Поистине это было одинокое, неприкаянное поколение, и не только потому, что всякое проявление солидарности, любая попытка сплотиться, тень единомыслия, группа или дружеский кружок, немедленно привлекали внимание вездесущей тайной полиции — тогдашнего МГБ, прослаивались доносчиками и заканчивались арестами, — не только поэтому. Но и потому, что мы были поколением, которого не было, потому, что угодили в расщелину истории. Всем нам было суждено жить и изживать нашу юность в гнуснейшую пору советского времени. Вы, дорогая, разумеется, помните эти годы.

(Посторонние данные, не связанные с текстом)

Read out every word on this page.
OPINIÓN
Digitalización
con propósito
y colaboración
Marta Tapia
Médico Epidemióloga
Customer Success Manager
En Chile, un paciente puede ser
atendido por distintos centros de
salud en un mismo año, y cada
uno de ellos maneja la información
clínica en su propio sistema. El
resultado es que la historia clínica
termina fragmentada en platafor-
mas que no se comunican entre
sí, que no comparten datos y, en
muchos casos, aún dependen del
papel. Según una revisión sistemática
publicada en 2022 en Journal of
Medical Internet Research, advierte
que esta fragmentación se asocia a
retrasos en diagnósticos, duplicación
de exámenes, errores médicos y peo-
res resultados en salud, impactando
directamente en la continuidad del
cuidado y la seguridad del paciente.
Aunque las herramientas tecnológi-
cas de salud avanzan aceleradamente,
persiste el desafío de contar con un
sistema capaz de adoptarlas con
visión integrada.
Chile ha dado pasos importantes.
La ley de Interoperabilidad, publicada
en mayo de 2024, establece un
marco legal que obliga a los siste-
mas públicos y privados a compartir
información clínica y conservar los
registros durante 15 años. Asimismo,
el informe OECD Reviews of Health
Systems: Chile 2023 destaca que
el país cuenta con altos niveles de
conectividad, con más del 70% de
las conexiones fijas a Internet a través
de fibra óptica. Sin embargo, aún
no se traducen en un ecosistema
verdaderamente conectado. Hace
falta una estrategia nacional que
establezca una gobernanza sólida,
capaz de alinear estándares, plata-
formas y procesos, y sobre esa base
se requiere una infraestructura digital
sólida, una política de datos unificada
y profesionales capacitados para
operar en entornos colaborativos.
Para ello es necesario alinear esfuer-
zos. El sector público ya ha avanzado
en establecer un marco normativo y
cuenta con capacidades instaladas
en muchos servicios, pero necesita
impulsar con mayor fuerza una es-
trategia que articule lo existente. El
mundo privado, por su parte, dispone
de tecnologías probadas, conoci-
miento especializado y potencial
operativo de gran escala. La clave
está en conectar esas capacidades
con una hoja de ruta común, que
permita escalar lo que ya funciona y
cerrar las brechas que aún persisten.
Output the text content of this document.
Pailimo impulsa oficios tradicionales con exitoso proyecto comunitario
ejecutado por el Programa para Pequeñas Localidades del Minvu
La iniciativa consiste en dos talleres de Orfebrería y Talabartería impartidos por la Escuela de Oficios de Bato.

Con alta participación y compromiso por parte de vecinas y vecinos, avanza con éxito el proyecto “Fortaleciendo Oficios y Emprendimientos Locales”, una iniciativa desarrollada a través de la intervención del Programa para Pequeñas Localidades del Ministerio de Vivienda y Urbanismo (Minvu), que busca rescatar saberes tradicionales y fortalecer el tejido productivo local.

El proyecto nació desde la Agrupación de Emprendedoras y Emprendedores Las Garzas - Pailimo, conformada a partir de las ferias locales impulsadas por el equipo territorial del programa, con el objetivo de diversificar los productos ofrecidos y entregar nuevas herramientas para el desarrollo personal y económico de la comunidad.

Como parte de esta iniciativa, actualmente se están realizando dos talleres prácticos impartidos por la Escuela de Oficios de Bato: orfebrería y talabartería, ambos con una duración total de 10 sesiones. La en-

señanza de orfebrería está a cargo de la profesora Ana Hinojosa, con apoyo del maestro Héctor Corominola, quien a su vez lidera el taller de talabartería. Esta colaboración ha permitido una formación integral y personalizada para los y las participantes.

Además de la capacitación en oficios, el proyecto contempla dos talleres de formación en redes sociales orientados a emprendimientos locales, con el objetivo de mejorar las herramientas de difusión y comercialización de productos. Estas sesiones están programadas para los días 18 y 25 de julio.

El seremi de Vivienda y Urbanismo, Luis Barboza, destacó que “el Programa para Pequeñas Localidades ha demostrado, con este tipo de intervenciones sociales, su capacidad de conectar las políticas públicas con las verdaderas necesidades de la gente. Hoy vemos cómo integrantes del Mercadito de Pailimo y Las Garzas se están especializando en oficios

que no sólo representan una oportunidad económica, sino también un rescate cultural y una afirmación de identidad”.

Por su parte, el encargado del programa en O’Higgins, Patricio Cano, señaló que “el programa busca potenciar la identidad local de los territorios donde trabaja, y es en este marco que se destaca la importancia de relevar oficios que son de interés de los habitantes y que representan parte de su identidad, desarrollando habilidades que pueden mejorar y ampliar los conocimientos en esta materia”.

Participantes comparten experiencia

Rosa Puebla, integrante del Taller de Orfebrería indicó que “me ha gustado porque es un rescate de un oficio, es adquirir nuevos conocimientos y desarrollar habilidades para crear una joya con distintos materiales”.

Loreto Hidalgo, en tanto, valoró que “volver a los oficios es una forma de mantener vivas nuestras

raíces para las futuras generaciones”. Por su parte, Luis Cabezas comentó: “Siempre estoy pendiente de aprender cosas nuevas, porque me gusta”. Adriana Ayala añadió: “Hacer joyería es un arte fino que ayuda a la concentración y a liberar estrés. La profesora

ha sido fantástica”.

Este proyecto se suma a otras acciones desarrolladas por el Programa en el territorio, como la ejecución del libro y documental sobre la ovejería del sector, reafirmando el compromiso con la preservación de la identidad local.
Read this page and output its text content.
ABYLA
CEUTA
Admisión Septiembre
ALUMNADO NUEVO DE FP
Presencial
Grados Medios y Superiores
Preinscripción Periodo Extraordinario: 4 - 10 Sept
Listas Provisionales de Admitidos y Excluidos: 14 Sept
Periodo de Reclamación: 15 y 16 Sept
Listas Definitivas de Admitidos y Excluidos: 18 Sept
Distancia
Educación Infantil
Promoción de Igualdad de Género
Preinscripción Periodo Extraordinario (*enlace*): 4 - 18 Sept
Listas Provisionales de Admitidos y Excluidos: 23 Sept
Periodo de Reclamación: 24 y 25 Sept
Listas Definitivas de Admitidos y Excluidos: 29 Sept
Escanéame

Сказать о нас, что, дети военных лет, так и не сумевшие дозреть до того, чтобы стать поколением в полном и подлинном смысле, мы не знали жизни, сказать так было бы и правдой, и неправдой. С реальностью повседневного существования в Советском Союзе, чудовищным бытом, нищетой, голодом, вечной нехваткой всего и т. д. и т. п., со всем этим мы сталкивались весьма чувствительно и достаточно рано. Перед этими сиротливыми кулисами, наперекор всему, разыгрывалась трагикомедия нашей судьбы, ютилась наша молодость, поколение одиночек, типичными чертами которого были какая-то странная, всё ещё не преодолённая невзрослость, застенчивость и стыдливость, поразительное невежество в вопросах пола, подростковый страх перед женской телесностью и полнейшее непонимание женской сексуальности у юношей, раз и навсегда заученная поза самообороны перед мужской инициативой у девушек вкупе с их неизбежным следствием — обоюдной скованностью… Короче, богатейший материал для фрейдистских умозаключений — в стране, где психоанализ был не просто запрещён, но чуть ли не приравнён к политической крамоле.

Пожалуй, я слишком растёкся по древу. Пора заканчивать, но позвольте мне пересказать одно маленькое воспоминание, которое я нахожу на дне омута, как ловец жемчужин — раковину на дне Индийского океана.

Был такой — и, говорят, стоит до сих пор на Пречистенке, некогда переименованной в улицу Кропоткина, — Дом учёных; здесь в те годы устраивались вечера для студенческой молодёжи. Не помню, по какому случаю мы оба, Ира Вормзер и я, оказались на одном из этих вечеров. Я не ожидал её увидеть. Надо вам сказать, что я обожал танцы. И вот — какое грандиозное воспоминание! Грянул духовой оркестр, праздничная толпа всколыхнулась, и, набравшись духу, я приблизился к Ире. Кажется, она была удивлена. Она была прекрасна. Что было на ней? Пытаюсь найти нужное сравнение. В те годы в Москве появилось, в числе других американских продуктов, которыми кормился весь город, — счастливцы получали их по карточкам, — волшебное лакомство, сгущённое молоко с сахаром; если подержать закрытую банку в кипятке, молоко меняло свой цвет. Таким — золотисто-коричневым — было платье Иры, облегавшее уже довольно полную грудь и бёдра, и оно удивительно шло к ней, к её рыжеватым и светящимся, слегка вьющимся волосам, собранным в небольшой узелок на затылке. Музыка звала и будоражила нас, пары теснились вокруг, я неловко обнимал её, как полагалось, за талию, её ладонь лежала на моём плече, я видел в нескольких сантиметрах от себя её вздымающуюся грудь, губы Иры были приоткрыты, свежее дыхание обвевало меня. Казалось, и она была взволнована, и вся жизнь была впереди, жизнь была окутана дымкой недосягаемого будущего. То были первые послевоенные годы надежд и ожиданий, приближалось новое время, и никто не подозревал о том, каким хищным будущим было беременно это время. Юность не страшится будущего, этой тигриной пасти, которая пожрёт и тебя, и вместе с тобой — твоё короткое прошлое, всё то, что впоследствии сохранит усталая память; мы не знали, что из чащи лет за нами следят жёлтые очи плотоядного будушего, что Иру ждёт бедственное замужество, потеря ребёнка, мучительная болезнь, меня — арест, тюрьма и лагерь.